Porcelain tile is a type of ceramic tile. The difference between porcelain and ceramic is that porcelain is fired at a higher temperature, making it more dense and moisture-resistant. Porcelain tiles are also less porous, making them more stain-resistant. For these reasons, most porcelain tiles are suitable for both indoor and outdoor installations. Porcelain tiles are hard to cut due to their density and hardness, so the cost and labor involved is often higher. Porcelain tiles are available in matte, unglazed or a high-polished finish. In recent years, the prices have become closer to those of ceramic tile.
Porcelain Tile is also a very common trend in tile installation. There are many different styles of porcelain tiles on the market and they have proved to outperform ceramic tile in durability and looks.

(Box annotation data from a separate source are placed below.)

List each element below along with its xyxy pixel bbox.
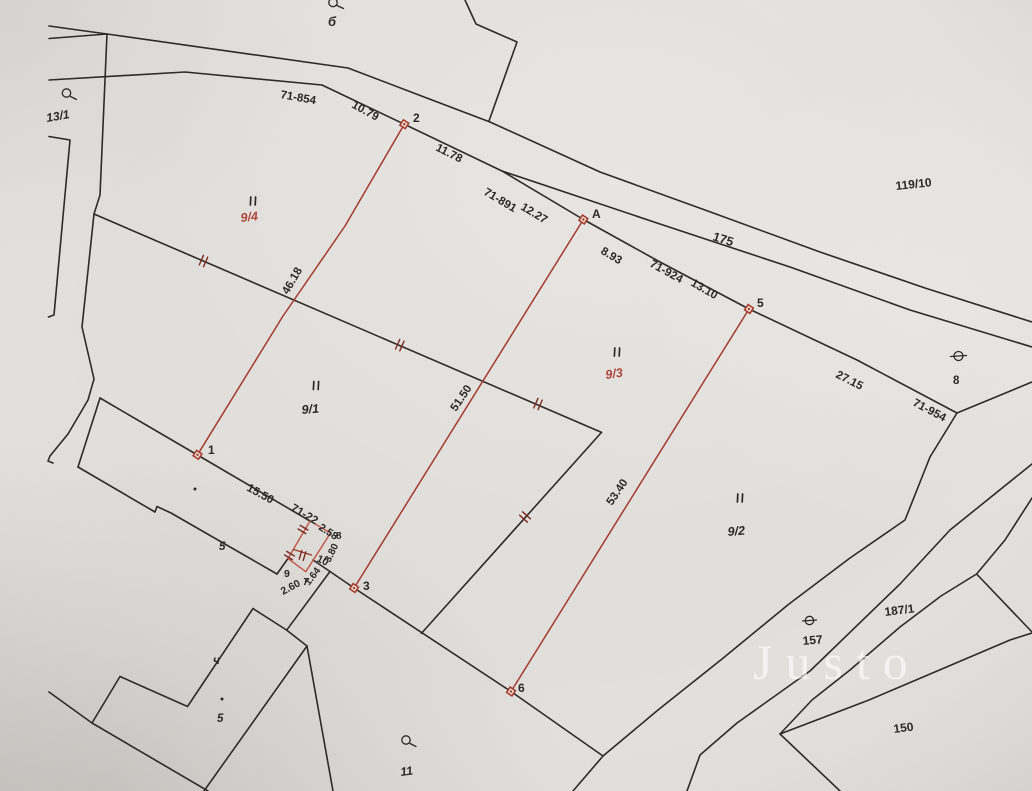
svg-text:2: 2: [413, 111, 420, 125]
svg-text:6: 6: [518, 681, 525, 695]
svg-text:1: 1: [208, 443, 215, 457]
svg-text:ч: ч: [213, 653, 220, 667]
svg-text:9/1: 9/1: [301, 402, 320, 417]
svg-text:8: 8: [336, 531, 342, 542]
svg-text:150: 150: [893, 720, 915, 736]
svg-text:9/4: 9/4: [240, 209, 259, 225]
svg-text:9: 9: [284, 568, 290, 580]
svg-text:8: 8: [953, 375, 960, 387]
svg-text:11: 11: [399, 763, 414, 779]
svg-text:5: 5: [219, 541, 226, 553]
svg-text:3: 3: [363, 579, 370, 593]
svg-text:5: 5: [217, 713, 224, 725]
svg-text:Justo: Justo: [753, 634, 921, 690]
svg-text:9/2: 9/2: [727, 524, 746, 539]
svg-text:б: б: [328, 14, 337, 29]
svg-text:5: 5: [757, 296, 764, 310]
svg-text:9/3: 9/3: [604, 366, 623, 382]
svg-text:A: A: [592, 207, 601, 221]
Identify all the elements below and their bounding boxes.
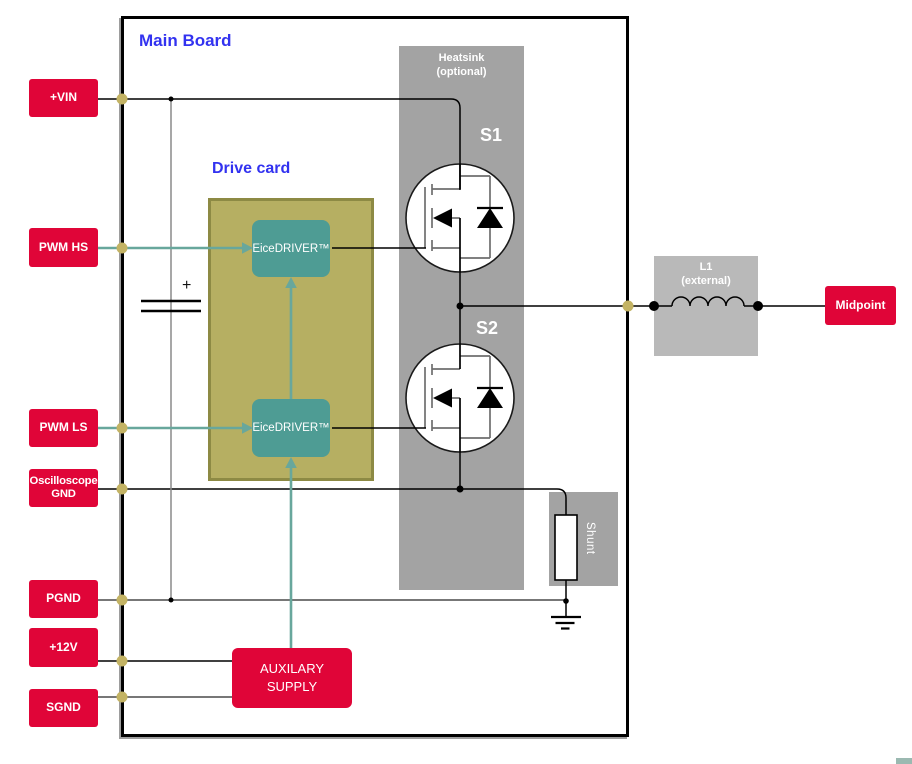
terminal-vin: +VIN [29,79,98,117]
terminal-pwm-hs: PWM HS [29,228,98,267]
corner-fragment [896,758,912,764]
terminal-pwm-ls: PWM LS [29,409,98,447]
heatsink-note: (optional) [436,66,486,78]
auxiliary-supply-box: AUXILARY SUPPLY [232,648,352,708]
heatsink-label: Heatsink (optional) [399,52,524,80]
aux-supply-line1: AUXILARY [260,660,324,678]
inductor-note: (external) [681,275,731,287]
main-board-title: Main Board [139,31,232,51]
heatsink-name: Heatsink [439,52,485,64]
inductor-label: L1 (external) [654,261,758,289]
terminal-12v: +12V [29,628,98,667]
eicedriver-ls-box: EiceDRIVER™ [252,399,330,457]
terminal-midpoint: Midpoint [825,286,896,325]
terminal-sgnd: SGND [29,689,98,727]
terminal-oscilloscope-gnd: Oscilloscope GND [29,469,98,507]
eicedriver-hs-box: EiceDRIVER™ [252,220,330,277]
switch-s1-label: S1 [480,125,502,146]
terminal-pgnd: PGND [29,580,98,618]
inductor-name: L1 [700,261,713,273]
switch-s2-label: S2 [476,318,498,339]
main-board-outline [121,16,629,737]
aux-supply-line2: SUPPLY [267,678,317,696]
heatsink-block [399,46,524,590]
capacitor-polarity-label: + [182,277,191,295]
shunt-label: Shunt [582,505,598,571]
drive-card-title: Drive card [212,160,290,178]
half-bridge-diagram: Main Board Drive card Heatsink (optional… [0,0,912,764]
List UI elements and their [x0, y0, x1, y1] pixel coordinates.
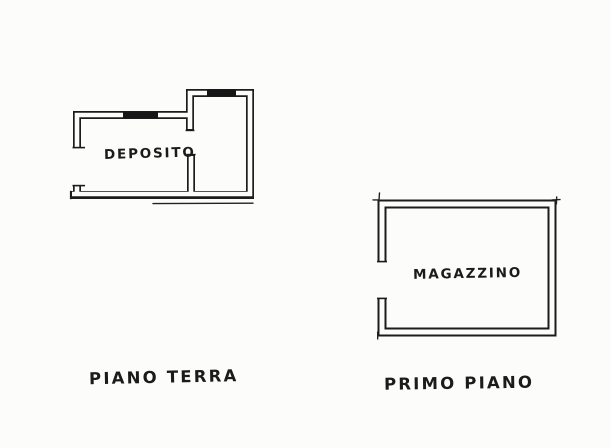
caption-piano-terra: PIANO TERRA — [89, 366, 239, 388]
room-label-deposito: DEPOSITO — [104, 145, 196, 163]
first-floor-plan: MAGAZZINO — [373, 193, 560, 339]
corner-overshoot-tick — [379, 193, 380, 200]
wall-hollow — [77, 115, 189, 147]
wall-hollow — [72, 93, 250, 194]
scanned-floor-plan-page: DEPOSITO MAGAZZINO PIANO TERRA PRIMO PIA… — [0, 0, 611, 448]
ground-floor-plan: DEPOSITO — [71, 90, 253, 204]
room-label-magazzino: MAGAZZINO — [413, 265, 522, 283]
window-marker — [123, 112, 158, 119]
caption-primo-piano: PRIMO PIANO — [384, 373, 534, 394]
window-marker — [207, 90, 236, 97]
floor-plan-drawing: DEPOSITO MAGAZZINO PIANO TERRA PRIMO PIA… — [0, 0, 611, 448]
deposito-right-room-walls — [71, 93, 250, 195]
deposito-left-room-walls — [77, 115, 190, 148]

It is important to note that the differences of the body of the porcelain tile, as it relates to ceramic tile, has caused many "job failures" of tile installations. Tile setters that are self trained and novices to the industry will often use cements or mastic to install the impervious body of the porcelain tile to a substrate only to have delamination occur rather quickly. Highly Modified cements are necessary for installation of this material due to the very qualities that make it such a durable long lasting decorative surface. Those specifications are determined by and dictated as industry standards by the Tile Council of America, and supported by the Tile Contractors Association.